I.H.M./S.L.B. Durante la Iª Guerra Mundial, Leningrado consiguió salvar las obras del Hermitage de los alemanes refugiádolas en los Urales. El museo más grande del mundo quedó, por tanto, vacío. Pero, ¿quién dice que la única forma de vivir el arte sea a través de los ojos?
Pavel Filipovich (Federico Luppi), guía del Hermitage, continua viendo miles de historias tras las paredes del museo, ante el asombro de Igor (Manu Callau), guardián de la galería, que hace ver a Sonia (Ana Labordeta), la mujer de Pavel, que está volviéndose loco.

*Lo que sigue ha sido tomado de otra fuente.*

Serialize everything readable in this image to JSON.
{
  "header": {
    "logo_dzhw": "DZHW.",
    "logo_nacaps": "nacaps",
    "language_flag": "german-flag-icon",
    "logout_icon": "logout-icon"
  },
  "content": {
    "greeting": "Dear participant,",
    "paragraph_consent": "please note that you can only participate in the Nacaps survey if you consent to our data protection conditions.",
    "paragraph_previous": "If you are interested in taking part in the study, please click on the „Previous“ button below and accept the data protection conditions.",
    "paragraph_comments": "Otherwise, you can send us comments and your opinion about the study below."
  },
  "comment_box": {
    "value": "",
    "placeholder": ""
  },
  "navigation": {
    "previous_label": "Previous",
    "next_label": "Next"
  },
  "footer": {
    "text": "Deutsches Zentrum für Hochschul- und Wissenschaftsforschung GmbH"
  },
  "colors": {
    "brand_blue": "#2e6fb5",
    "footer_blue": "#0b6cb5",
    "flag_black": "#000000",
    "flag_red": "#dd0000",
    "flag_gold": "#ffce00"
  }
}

Pero, como suele suceder, no siempre las cosas son lo que parecen, y la cordura y la locura son extremos que llegan a tocarse.
Lo mejor (según I.H.M.):
- La idea de que el teatro, al igual que el arte (ambas expresiones visuales), puede permanecer en el espectador una vez finalizado el espectáculo, en su memoria, formando parte de él, y que, mediante sus recuerdos y la transmisión oral, pase a formar parte de un colectivo mucho más grande, enriqueciendo la cultura.
- Esto se consigue gracias a interpretaciones como la de Federico Luppi, imborrables, lo mismo que una obra de arte grandiosa. Eso sí, esta representación no sería lo mismo sin la contraposición escéptica que supone el papel de Manu Callau, muy correcto en su interpretación.

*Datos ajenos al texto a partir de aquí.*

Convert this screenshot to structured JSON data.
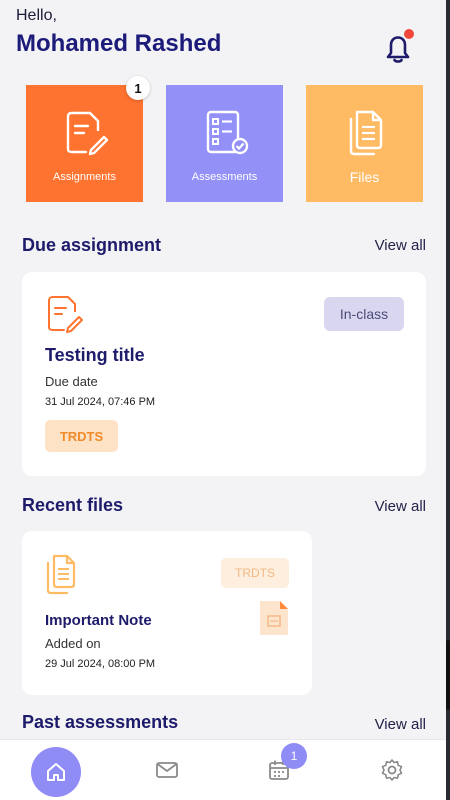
{
  "header": {
    "greeting": "Hello,",
    "user_name": "Mohamed Rashed",
    "notification_dot_color": "#f0473c"
  },
  "tiles": [
    {
      "label": "Assignments",
      "icon": "assignment-edit-icon",
      "color": "#ff7330",
      "badge": "1"
    },
    {
      "label": "Assessments",
      "icon": "checklist-icon",
      "color": "#9390f7"
    },
    {
      "label": "Files",
      "icon": "files-icon",
      "color": "#ffba64"
    }
  ],
  "due_section": {
    "title": "Due assignment",
    "view_all": "View all",
    "card": {
      "type_badge": "In-class",
      "title": "Testing title",
      "due_label": "Due date",
      "due_date": "31 Jul 2024, 07:46 PM",
      "tag": "TRDTS"
    }
  },
  "files_section": {
    "title": "Recent files",
    "view_all": "View all",
    "card": {
      "tag": "TRDTS",
      "title": "Important Note",
      "added_label": "Added on",
      "added_date": "29 Jul 2024, 08:00 PM"
    }
  },
  "past_section": {
    "title": "Past assessments",
    "view_all": "View all"
  },
  "bottom_nav": {
    "active": "home",
    "items": [
      "home-icon",
      "mail-icon",
      "calendar-icon",
      "settings-icon"
    ],
    "calendar_badge": "1",
    "accent": "#8f8cf6"
  }
}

-Escuchar el Kalin Kakalin en boca de dos argentinos.
Lo peor (según S.L.B.):
- Una triada de actores un tanto descompensada: Federico Luppi, siempre grande dejando presencia, parece que estuviera en una de sus películas alejándose mucho de una entonación teatral.
- La idea que quiere transmitir la obra no es nada nueva: imaginación versus realidad.
- El tratamiento es un tanto repetitivo y sin grandes avances. Desde el principio hemos pillado todos la moraleja de la obra.
- ¿Cuántos ataques le dan a Pavel Filipovich?
- El contexto ficcional es la Rusia de Stalin, pero podría haber sido cualquier parte, porque no está hilado con la acción.